Strombanni laughed with his lips, not with his eyes. “When your galleon escaped me in that squall off the Trallibes last year, I never thought to meet you again on the Pictish coast, Valenso!” said he. “But I wondered at the time what your destination might be. By Mitra, had I known, I should have followed you then! I got the start of my life a little while ago, when I saw your scarlet falcon floating over a fortress where I had thought to see naught but bare beach. You have found it, of course?”

“Found what?” snapped the count impatiently.

“Do not try to dissemble with me!” The pirate’s stormy nature showed itself in a flash of impatience. “I know why you came here, and I have come for the same reason. I will not be balked. Where is your ship?”

“That is none of your affair.”

“You have none,” confidently asserted the pirate. “I see pieces of ship’s mast in that stockade. It must have been wrecked somehow, after you landed here. If you’d had a ship, you would have sailed away with your plunder long ago.”

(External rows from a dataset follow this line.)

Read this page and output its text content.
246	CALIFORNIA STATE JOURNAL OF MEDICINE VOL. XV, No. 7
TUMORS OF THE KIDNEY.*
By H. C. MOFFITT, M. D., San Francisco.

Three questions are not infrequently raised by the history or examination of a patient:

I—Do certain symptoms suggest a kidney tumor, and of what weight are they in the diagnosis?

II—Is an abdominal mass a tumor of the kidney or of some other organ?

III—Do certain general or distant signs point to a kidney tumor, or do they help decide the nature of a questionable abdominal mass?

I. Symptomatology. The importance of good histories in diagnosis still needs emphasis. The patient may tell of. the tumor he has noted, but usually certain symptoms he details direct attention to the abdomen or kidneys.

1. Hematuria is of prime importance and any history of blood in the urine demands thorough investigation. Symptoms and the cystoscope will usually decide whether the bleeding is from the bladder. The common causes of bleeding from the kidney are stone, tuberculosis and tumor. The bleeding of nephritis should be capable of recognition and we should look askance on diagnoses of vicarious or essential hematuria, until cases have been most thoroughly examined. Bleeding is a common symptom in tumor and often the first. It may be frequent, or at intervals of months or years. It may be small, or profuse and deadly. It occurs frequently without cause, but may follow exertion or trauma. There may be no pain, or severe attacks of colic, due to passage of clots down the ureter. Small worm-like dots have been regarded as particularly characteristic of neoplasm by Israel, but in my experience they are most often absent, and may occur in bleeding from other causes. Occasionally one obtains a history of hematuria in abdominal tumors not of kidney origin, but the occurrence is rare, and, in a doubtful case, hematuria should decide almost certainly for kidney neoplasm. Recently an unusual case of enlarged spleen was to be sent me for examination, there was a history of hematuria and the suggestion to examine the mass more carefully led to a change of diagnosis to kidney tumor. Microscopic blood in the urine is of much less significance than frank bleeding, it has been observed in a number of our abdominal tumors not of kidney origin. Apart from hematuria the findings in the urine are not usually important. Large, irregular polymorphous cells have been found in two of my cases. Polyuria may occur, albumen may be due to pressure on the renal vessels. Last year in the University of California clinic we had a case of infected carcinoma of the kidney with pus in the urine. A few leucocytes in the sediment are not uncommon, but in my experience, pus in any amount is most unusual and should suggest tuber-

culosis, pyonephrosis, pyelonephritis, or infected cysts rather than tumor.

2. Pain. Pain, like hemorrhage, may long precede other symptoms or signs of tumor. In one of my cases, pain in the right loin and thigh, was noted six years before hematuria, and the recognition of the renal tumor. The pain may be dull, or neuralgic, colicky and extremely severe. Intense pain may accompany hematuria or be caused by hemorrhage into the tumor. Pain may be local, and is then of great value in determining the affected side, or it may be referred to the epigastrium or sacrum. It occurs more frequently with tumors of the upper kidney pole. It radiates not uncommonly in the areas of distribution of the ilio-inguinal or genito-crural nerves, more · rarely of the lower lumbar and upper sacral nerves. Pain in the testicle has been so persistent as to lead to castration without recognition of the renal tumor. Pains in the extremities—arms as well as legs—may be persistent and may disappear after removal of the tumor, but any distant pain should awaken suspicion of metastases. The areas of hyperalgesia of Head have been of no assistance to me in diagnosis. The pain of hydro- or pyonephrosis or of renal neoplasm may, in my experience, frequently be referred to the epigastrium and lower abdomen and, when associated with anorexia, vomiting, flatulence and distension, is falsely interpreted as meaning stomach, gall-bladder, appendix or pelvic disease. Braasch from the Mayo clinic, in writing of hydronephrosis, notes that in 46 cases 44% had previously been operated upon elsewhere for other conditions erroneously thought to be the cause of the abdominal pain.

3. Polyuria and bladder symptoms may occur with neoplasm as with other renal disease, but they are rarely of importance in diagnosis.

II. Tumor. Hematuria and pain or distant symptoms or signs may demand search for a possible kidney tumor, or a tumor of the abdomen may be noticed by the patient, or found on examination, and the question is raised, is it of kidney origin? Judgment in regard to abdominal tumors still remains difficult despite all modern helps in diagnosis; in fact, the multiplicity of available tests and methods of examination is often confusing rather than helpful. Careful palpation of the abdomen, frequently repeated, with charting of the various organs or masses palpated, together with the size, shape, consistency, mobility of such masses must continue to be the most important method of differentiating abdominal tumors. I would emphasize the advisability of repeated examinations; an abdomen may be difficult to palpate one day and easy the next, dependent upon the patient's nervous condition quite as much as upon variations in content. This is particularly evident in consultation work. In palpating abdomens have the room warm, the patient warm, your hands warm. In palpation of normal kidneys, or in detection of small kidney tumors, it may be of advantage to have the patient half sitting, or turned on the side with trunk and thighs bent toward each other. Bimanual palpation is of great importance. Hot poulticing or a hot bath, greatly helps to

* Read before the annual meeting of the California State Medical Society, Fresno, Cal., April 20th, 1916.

“What are you talking about, damn you?” yelled the count “My plunder? Am I a Barachan, to bum and loot? Even so, what should I loot on this bare coast?” “That which you came to find,” answered the pirate coolly. “The same thing I’m after and mean to have. But I shall be easy to deal with. Just give me the loot and I’ll go my way and leave you in peace.”

“You must be mad!” snarled Valenso.

“I came here to find solitude and seclusion, which I enjoyed until you crawled out of the sea, you yellow-headed dog. Begonel I did not ask for a parley, and I weary of this empty talk. Take your rogues and go your ways.”

“When I go, I’ll leave that hovel in ashes!” roared the pirate in a transport of rage. “For the last time: will you give me the loot in return for your lives? I have you hemmed in here, and a hundred and fifty men ready to cut your throats at my word.”

For answer, the count made a quick gesture with his hand below the points of the palisade. Almost instantly, a shaft hummed venomously through a loophole and splintered on Strombanni’s breastplate. The pirate yelled ferociously, bounded back, and ran toward the beach, with arrows whistling all about him. His men roared and came on like a wave, blades gleaming in the sun.

“Curse you, dog!” raved the count, felling the offending archer with his iron-clad fist. “Why did you not strike his throat above the gorget? Ready with your bows, men; here they come!”

But Strombanni checked the headlong rush of his men. The pirates spread out in a long line that overlapped the extremities of the western wall; they advanced warily, loosing their shafts as they came. Although their archery was considered superior to that of the Zingarans, they had to rise to loose their longbows. Meanwhile the Zingarans, protected by their stockade, sent crossbow bolts and hunting arrows back with careful aim.

The long arrows of the Barachans arched over the stockade and quivered upright in the earth. One struck the windowsill over which Belesa watched. Tina cried out and flinched, staring at the vibrating shaft.

The Zingarans sent their missiles in return, aiming and loosing without undue haste. The women had herded the children into their huts and now stoically awaited whatever fate the gods had in store for them.

The Barachans were famed for their furious and headlong style of battling, but they were as wary as they were ferocious and did not intend to waste their strength vainly in direct charges against the ramparts. They crept forward in their widespread formation, taking advantage of every natural depression and bit of vegetation— which was not much, for the ground had been cleared on all sides of the fort against the threat of Pictish raids.

As the Barachans got nearer to the fort, the defenders’ archery became more effective. Here and there a body lay prone, its back-piece glinting in the sun and a quarrel shaft standing up from armpit or neck. Wounded men thrashed and moaned.